You can either get all of \trunk, or individually check out each Dir1, Dir2 or Dir3 to their own working directories. Trying to check out trunk but excluding Dir2 for example is not supported.

Josh W.
A: 

if you check out the trunk, you get everything. If its your repo, organize it according to projects / interests. What's the point of backing it all up and versioning it, if you can't figure out what it is in a year?

ryansstack
+4  A: 

I have not used it myself yet, but take a look at Sparse Directories:

http://svnbook.red-bean.com/en/1.5/svn.advanced.sparsedirs.html

Subversion 1.5 introduces a feature called sparse directories (or shallow checkouts) that allows you to easily check out a working copy—or a portion of a working copy—more shallowly than full recursion, with the freedom to bring in previously ignored files and subdirectories at a later time.

...

You might at this point be wondering, “So what? When would I use this?” One scenario where this feature finds utility is tied to a particular repository layout, specifically where you have many related or codependent projects or software modules living as siblings in a single repository location (trunk/project1, trunk/project2, trunk/project3, etc.). In such scenarios, it might be the case that you personally care about only a handful of those projects—maybe some primary project and a few other modules on which it depends. You can check out individual working copies of all of these things, but those working copies are disjoint and, as a result, it can be cumbersome to perform operations across several or all of them at the same time. The alternative is to use the sparse directories feature, building out a single working copy that contains only the modules you care about. You'd start with an empty-depth checkout of the common parent directory of the projects, and then update with infinite depth only the items you wish to have, like we demonstrated in the previous example. Think of it like an opt-in system for working copy citizens.

crashmstr
A: 

You have a few options here:

  1. Just delete the folder and never update the root, only the subdirs near the deleted folder.

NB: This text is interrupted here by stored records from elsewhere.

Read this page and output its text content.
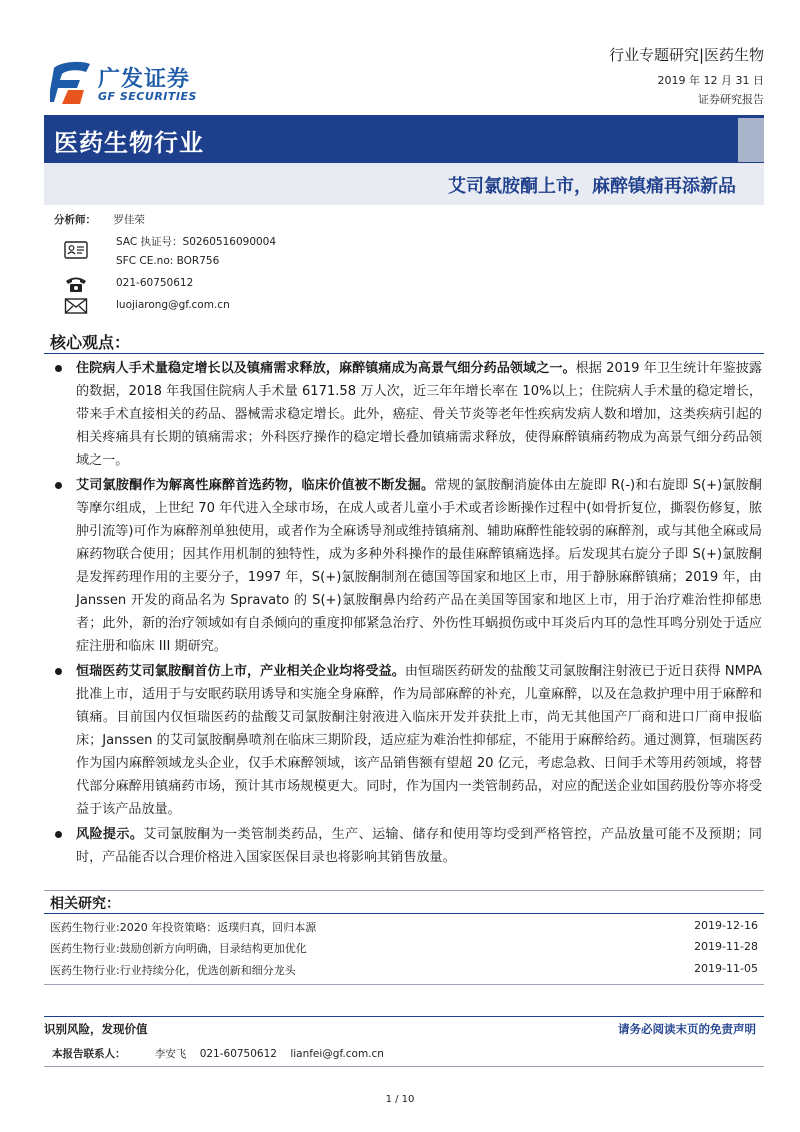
广发证券
GF SECURITIES
行业专题研究|医药生物
2019 年 12 月 31 日
证券研究报告
医药生物行业
艾司氯胺酮上市，麻醉镇痛再添新品
分析师： 罗佳荣
SAC 执证号：S0260516090004
SFC CE.no: BOR756
021-60750612
luojiarong@gf.com.cn
核心观点：
住院病人手术量稳定增长以及镇痛需求释放，麻醉镇痛成为高景气细分药品领域之一。根据 2019 年卫生统计年鉴披露的数据，2018 年我国住院病人手术量 6171.58 万人次，近三年年增长率在 10%以上；住院病人手术量的稳定增长，带来手术直接相关的药品、器械需求稳定增长。此外，癌症、骨关节炎等老年性疾病发病人数和增加，这类疾病引起的相关疼痛具有长期的镇痛需求；外科医疗操作的稳定增长叠加镇痛需求释放，使得麻醉镇痛药物成为高景气细分药品领域之一。
艾司氯胺酮作为解离性麻醉首选药物，临床价值被不断发掘。常规的氯胺酮消旋体由左旋即 R(-)和右旋即 S(+)氯胺酮等摩尔组成，上世纪 70 年代进入全球市场，在成人或者儿童小手术或者诊断操作过程中(如骨折复位，撕裂伤修复，脓肿引流等)可作为麻醉剂单独使用，或者作为全麻诱导剂或维持镇痛剂、辅助麻醉性能较弱的麻醉剂，或与其他全麻或局麻药物联合使用；因其作用机制的独特性，成为多种外科操作的最佳麻醉镇痛选择。后发现其右旋分子即 S(+)氯胺酮是发挥药理作用的主要分子，1997 年，S(+)氯胺酮制剂在德国等国家和地区上市，用于静脉麻醉镇痛；2019 年，由 Janssen 开发的商品名为 Spravato 的 S(+)氯胺酮鼻内给药产品在美国等国家和地区上市，用于治疗难治性抑郁患者；此外，新的治疗领域如有自杀倾向的重度抑郁紧急治疗、外伤性耳蜗损伤或中耳炎后内耳的急性耳鸣分别处于适应症注册和临床 III 期研究。
恒瑞医药艾司氯胺酮首仿上市，产业相关企业均将受益。由恒瑞医药研发的盐酸艾司氯胺酮注射液已于近日获得 NMPA 批准上市，适用于与安眠药联用诱导和实施全身麻醉，作为局部麻醉的补充，儿童麻醉，以及在急救护理中用于麻醉和镇痛。目前国内仅恒瑞医药的盐酸艾司氯胺酮注射液进入临床开发并获批上市，尚无其他国产厂商和进口厂商申报临床；Janssen 的艾司氯胺酮鼻喷剂在临床三期阶段，适应症为难治性抑郁症，不能用于麻醉给药。通过测算，恒瑞医药作为国内麻醉领域龙头企业，仅手术麻醉领域，该产品销售额有望超 20 亿元，考虑急救、日间手术等用药领域，将替代部分麻醉用镇痛药市场，预计其市场规模更大。同时，作为国内一类管制药品，对应的配送企业如国药股份等亦将受益于该产品放量。
风险提示。艾司氯胺酮为一类管制类药品，生产、运输、储存和使用等均受到严格管控，产品放量可能不及预期；同时，产品能否以合理价格进入国家医保目录也将影响其销售放量。
相关研究：
医药生物行业:2020 年投资策略：返璞归真，回归本源	2019-12-16
医药生物行业:鼓励创新方向明确，目录结构更加优化	2019-11-28
医药生物行业:行业持续分化，优选创新和细分龙头	2019-11-05
识别风险，发现价值	请务必阅读末页的免责声明
本报告联系人：	李安飞 021-60750612 lianfei@gf.com.cn
1 / 10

  2. Set svn:ignore property on the root dir to ignore unneeded folder, and never commit the root dir.

  3. You can setup tortoiseSvn to checkout specific levels under your root dir. If your problem is with huge files in the uunneeded dir, then you can checkout root only with children (one level) and then use switch command on all directories besides the unneeded one to checkout all the levels under them, to save space with the unneeded dir. You will still see an empty unneeded dir.